Павловка,15 сентября 1911

3. Нева

Барону Николаю Николаевичу Врангелю

Последняя в реке блестящая струя

Жуковский

– Я люблю эти маленькие пристани Финляндского пароходства… Правда? Эти плавучие буфеты…

– Да, это так вырывает из обстановки.

– Вот именно, пересаживает: без всяких усилий с вашей стороны полная перемена пространственных условий и зрительных отношений.

– Дальнее путешествие на близком расстоянии.

– В конце концов, это ведь принцип всякого «эффекта»: дальнее путешествие на близком расстоянии.

– Да. Как это верно и как это звучит бессмысленно!

– Очевидно, ничто не кажется бессмысленнее, чем те конечные формулы, к которым приходят люди друг друга понимающие. Ведь чем точнее, тем меньше слов, чем меньше слов, тем менее понятно для «посторонних». А мы окружены «посторонними».

– Но как я люблю это одиночество!

– О, великая вещь!

– Вот всегда говорят, в единении сила…

– Неправда – в уединении сила; только бессильные ищут единения, значит, – где же сила? Очевидно, не в тех, кто ее ищет у других.

– А это не парадокс? Боюсь, что это парадокс.

– Отчего же вы боитесь парадокса?

– Какой странный вопрос.

– А по-моему, странная трусость.

– Почему странная?

– Да что такое парадокс?

– Парадокс…

– Ну вот видите, вы даже не знаете, чего вы боитесь. Парадокс есть утверждение, идущее вразрез с общим мнением. Разве это так страшно?

– Это, пожалуй, не страшно, но почему вы так объясняете?

– Не я объясняю, а Ларусс, и в своем словаре он прибавляет: «Круглота земли долго принималась за парадокс».

– Значит, парадоксальность измеряется субъективным мерилом?

– Ну разумеется: не верят – парадокс, а поверят – будет истина.

– Ну это тоже парадокс.

– И тоже страшно?

– Даже жутко.

– Вот то-то и есть, мы все боимся, мы рабы слов. В театре хохочем, когда у Островского мать сокрушается, что сын знает мало «умных слов», или когда у Гоголя мать говорит сыну, что при слове «титулярный» ей «так и приходит на ум Бог знает что», а в жизни мы все так: слова для нас имеют смысл помимо их значения. Помню, одна дама однажды говорила, как соблазнительны магазинные окна: так иной раз захочется купить без чего всю жизнь жил, а тут кажется – обойтись нельзя.
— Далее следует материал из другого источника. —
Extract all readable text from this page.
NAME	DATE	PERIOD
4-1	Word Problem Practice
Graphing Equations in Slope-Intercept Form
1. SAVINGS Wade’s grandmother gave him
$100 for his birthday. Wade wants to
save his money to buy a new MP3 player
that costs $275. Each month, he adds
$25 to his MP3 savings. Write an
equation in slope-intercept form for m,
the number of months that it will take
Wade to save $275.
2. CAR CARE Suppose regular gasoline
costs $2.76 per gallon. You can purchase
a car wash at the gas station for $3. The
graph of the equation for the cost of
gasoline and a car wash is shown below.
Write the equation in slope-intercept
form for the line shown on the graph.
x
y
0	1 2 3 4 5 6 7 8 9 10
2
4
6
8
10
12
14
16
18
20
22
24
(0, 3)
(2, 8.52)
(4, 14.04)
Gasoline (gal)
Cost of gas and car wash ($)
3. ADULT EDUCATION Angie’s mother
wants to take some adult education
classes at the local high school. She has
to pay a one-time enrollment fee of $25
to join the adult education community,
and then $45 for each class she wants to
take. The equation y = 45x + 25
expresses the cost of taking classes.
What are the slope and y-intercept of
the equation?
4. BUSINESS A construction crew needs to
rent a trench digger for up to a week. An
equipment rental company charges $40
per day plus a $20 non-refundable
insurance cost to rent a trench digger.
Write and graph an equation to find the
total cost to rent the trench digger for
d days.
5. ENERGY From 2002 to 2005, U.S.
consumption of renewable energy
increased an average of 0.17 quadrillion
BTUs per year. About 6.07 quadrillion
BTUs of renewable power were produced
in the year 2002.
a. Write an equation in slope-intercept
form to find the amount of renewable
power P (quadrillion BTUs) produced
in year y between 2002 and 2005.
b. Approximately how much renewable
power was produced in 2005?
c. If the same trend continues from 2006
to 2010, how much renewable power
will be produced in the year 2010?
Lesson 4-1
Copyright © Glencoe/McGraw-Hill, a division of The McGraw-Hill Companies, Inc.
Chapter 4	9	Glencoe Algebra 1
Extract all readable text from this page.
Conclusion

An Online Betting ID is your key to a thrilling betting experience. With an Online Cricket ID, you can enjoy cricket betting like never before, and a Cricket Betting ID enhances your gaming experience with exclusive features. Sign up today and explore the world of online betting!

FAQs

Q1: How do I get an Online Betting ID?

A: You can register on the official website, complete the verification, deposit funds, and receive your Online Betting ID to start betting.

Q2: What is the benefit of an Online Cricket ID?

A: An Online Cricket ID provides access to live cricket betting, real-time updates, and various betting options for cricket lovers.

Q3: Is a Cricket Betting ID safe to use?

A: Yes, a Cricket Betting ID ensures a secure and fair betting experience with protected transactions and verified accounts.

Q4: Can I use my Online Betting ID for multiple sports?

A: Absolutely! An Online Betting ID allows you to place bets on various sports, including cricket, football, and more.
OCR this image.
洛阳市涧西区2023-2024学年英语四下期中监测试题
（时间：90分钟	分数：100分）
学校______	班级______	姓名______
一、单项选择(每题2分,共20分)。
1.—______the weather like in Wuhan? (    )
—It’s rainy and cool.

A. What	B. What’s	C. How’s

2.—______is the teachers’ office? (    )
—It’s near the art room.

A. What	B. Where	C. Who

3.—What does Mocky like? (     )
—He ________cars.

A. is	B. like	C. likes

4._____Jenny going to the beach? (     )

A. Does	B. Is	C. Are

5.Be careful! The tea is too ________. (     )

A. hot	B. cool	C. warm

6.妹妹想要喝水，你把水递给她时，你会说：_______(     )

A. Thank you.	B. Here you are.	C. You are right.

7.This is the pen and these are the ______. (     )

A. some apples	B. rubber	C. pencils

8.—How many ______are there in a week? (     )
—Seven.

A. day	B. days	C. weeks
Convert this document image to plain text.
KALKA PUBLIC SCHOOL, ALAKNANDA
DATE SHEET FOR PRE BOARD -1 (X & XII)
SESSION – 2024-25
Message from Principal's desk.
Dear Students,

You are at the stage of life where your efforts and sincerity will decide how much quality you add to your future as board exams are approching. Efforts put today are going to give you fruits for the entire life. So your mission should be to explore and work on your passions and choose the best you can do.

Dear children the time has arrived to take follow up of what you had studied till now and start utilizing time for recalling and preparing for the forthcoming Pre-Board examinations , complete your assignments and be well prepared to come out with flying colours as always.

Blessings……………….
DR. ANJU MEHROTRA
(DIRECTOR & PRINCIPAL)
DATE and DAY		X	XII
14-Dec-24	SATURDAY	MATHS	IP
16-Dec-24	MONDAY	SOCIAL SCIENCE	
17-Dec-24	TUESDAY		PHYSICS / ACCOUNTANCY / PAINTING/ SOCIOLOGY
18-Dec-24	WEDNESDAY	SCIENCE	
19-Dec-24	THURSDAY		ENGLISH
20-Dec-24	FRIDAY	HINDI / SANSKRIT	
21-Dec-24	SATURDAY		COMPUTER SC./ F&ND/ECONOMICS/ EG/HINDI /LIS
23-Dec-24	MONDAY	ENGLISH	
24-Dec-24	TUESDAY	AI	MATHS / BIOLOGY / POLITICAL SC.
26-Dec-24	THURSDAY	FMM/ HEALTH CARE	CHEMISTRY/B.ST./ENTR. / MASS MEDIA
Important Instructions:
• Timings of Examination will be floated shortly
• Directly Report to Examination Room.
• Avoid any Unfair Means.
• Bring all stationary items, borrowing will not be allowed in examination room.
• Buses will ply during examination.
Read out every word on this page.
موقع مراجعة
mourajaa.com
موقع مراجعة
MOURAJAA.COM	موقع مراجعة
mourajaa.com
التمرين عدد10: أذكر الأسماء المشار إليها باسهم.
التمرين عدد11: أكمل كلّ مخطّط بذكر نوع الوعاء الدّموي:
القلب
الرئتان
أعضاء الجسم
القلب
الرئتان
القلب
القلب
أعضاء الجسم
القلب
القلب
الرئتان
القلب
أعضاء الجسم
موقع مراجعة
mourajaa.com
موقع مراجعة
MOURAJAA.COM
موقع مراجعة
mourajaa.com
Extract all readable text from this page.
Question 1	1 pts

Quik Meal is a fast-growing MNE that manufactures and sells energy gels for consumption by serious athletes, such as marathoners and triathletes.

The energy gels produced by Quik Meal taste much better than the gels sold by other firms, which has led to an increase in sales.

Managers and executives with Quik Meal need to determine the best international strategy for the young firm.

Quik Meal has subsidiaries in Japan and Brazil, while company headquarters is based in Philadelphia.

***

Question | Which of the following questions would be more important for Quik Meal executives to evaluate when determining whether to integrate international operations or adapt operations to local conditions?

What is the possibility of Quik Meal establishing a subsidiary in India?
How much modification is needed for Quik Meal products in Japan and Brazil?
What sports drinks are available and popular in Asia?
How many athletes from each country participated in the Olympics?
Да, сказал я, изобретения вызывают потребности. «Как это хорошо, как это великолепно сказано… Теперь, знаете, нам нужно проверить, правда ли это». – «Как так?» – «Да мне говорили, что всякий афоризм ложен». – «Но это не афоризм, – говорил я, – если даже афоризмы ложны, то это не афоризм». – «Да, но оно звучит как афоризм». – «Да не афоризм, не афоризм…» Понимаете, она даже не знала, что такое афоризм, а боялась его… Точь-в-точь как вы с парадоксом.

– Да как же не бояться, когда вы говорите такие вещи, что, пока люди не верят – парадокс, а поверят – будет истина. Ведь это разрушение всякой объективной истины.

– Не я говорю, а Булье говорит в своем словаре: «Многие воззрения, кажущиеся невероятными парадоксами, становятся неоспоримой истиной».

– Вы любите словари?

– Успокоительное чтение… раскрывает ум мироздания в уме человека. Не знаешь, что более достойно восхищения – зеркало или отражение.

– Ну а что такое афоризм? Уж будьте моим словарем.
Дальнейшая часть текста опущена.